Bed 4 – Mrs Bridges is an 85 year old female from the local low level nursing home facility. Mrs Bridges attended the Emergency Department with a referral from the nursing home stating urinary symptoms, poor oral intake for 10 days and minimal output over 48 hours.
She was febrile and dehydrated, the diagnosis of Urinary Tract Infection with severe dehydration was given and Mrs Bridges was considered too unwell to return home. She is prescribed intravenous antibiotics (IVABs), intravenous fluid replacement and admitted to the ward. On examination you observe Mrs Bridges is wearing an incontinence pad, she explains that she has been incontinent of urine for a few years since her mobility has deteriorated. You also observe she is tender suprapubically and her groin is excoriated. Her skin is very dry and her lips and mucous membrane are dry and cracking. You notice her lower legs and ankles are swollen and her level of confusion is increasing. Now using the clinical reason cycle develop a nursing care plan or respond to the following questions and bring them to the collaborate session to share.
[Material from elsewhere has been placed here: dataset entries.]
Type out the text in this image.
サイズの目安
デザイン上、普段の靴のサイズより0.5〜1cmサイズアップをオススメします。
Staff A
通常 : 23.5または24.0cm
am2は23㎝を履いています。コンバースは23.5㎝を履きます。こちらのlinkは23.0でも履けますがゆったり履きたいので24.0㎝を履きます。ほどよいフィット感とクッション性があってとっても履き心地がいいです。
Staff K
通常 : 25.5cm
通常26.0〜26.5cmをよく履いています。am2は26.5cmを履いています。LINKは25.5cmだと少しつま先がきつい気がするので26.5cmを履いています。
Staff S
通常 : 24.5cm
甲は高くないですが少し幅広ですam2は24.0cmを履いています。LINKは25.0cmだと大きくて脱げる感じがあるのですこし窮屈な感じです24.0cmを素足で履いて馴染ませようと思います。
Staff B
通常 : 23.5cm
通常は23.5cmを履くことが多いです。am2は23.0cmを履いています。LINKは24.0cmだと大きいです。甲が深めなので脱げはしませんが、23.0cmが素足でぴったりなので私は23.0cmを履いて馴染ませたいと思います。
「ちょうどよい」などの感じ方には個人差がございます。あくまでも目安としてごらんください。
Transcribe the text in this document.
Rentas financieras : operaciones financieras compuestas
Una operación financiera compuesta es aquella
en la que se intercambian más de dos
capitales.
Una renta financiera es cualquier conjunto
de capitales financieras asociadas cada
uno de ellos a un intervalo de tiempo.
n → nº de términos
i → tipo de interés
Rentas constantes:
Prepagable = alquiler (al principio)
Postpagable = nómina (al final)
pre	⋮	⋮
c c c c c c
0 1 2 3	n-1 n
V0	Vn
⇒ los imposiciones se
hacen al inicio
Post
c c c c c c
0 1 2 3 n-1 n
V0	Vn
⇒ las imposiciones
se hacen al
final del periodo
From the handover highlight what you consider to be important clues of care.
Identify from these clues your nursing problems
What would be the goal of care for Mrs Bridges?
What nursing interventions can you implement on your shift to help reach your goals of care?
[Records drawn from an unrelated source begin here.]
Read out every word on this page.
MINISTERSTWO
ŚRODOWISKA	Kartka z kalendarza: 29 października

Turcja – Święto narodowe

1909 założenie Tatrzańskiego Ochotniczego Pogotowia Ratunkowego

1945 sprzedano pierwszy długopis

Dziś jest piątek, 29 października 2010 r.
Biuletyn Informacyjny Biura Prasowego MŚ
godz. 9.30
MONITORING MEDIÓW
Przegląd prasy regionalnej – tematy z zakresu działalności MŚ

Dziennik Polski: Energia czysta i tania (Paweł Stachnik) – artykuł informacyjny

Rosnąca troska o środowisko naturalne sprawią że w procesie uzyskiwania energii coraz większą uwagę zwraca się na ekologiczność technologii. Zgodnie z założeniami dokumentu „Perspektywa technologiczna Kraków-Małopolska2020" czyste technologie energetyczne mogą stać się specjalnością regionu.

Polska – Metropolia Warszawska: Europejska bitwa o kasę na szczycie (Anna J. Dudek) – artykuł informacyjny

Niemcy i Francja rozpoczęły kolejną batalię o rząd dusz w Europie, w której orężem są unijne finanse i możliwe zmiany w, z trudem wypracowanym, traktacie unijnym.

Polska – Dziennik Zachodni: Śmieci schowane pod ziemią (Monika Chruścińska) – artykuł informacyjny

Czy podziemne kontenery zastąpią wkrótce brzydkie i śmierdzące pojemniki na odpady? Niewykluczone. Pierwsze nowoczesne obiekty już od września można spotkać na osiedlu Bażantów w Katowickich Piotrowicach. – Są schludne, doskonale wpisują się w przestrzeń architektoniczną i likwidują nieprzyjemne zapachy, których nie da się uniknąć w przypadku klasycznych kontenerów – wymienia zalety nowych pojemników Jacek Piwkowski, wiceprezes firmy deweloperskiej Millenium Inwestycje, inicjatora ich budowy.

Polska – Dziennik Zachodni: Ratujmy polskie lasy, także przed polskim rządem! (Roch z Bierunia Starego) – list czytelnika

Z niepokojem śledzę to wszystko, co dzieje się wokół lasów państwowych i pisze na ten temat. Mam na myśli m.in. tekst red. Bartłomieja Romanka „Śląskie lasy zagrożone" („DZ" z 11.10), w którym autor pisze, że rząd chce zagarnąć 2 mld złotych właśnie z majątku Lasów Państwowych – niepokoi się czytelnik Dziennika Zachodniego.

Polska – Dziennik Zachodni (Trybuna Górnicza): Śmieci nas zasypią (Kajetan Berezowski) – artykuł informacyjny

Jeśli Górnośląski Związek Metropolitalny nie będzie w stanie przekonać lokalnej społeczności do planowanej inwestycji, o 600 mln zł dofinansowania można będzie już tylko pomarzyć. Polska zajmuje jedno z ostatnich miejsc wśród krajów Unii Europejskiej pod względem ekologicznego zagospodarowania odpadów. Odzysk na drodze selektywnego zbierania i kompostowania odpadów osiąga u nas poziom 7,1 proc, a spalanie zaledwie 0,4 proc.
Give a rationale for your interventions – you should be able to explain why you are implementing an nursing interventions without referring to the textbook (you will need to explain what and why you are doing certain things to your patient).
How will you know if it is working?
Let’s assume everything you implemented has had a positive affect during your shift – now write your patient progress note as the registered nurse caring for Mrs Bridges.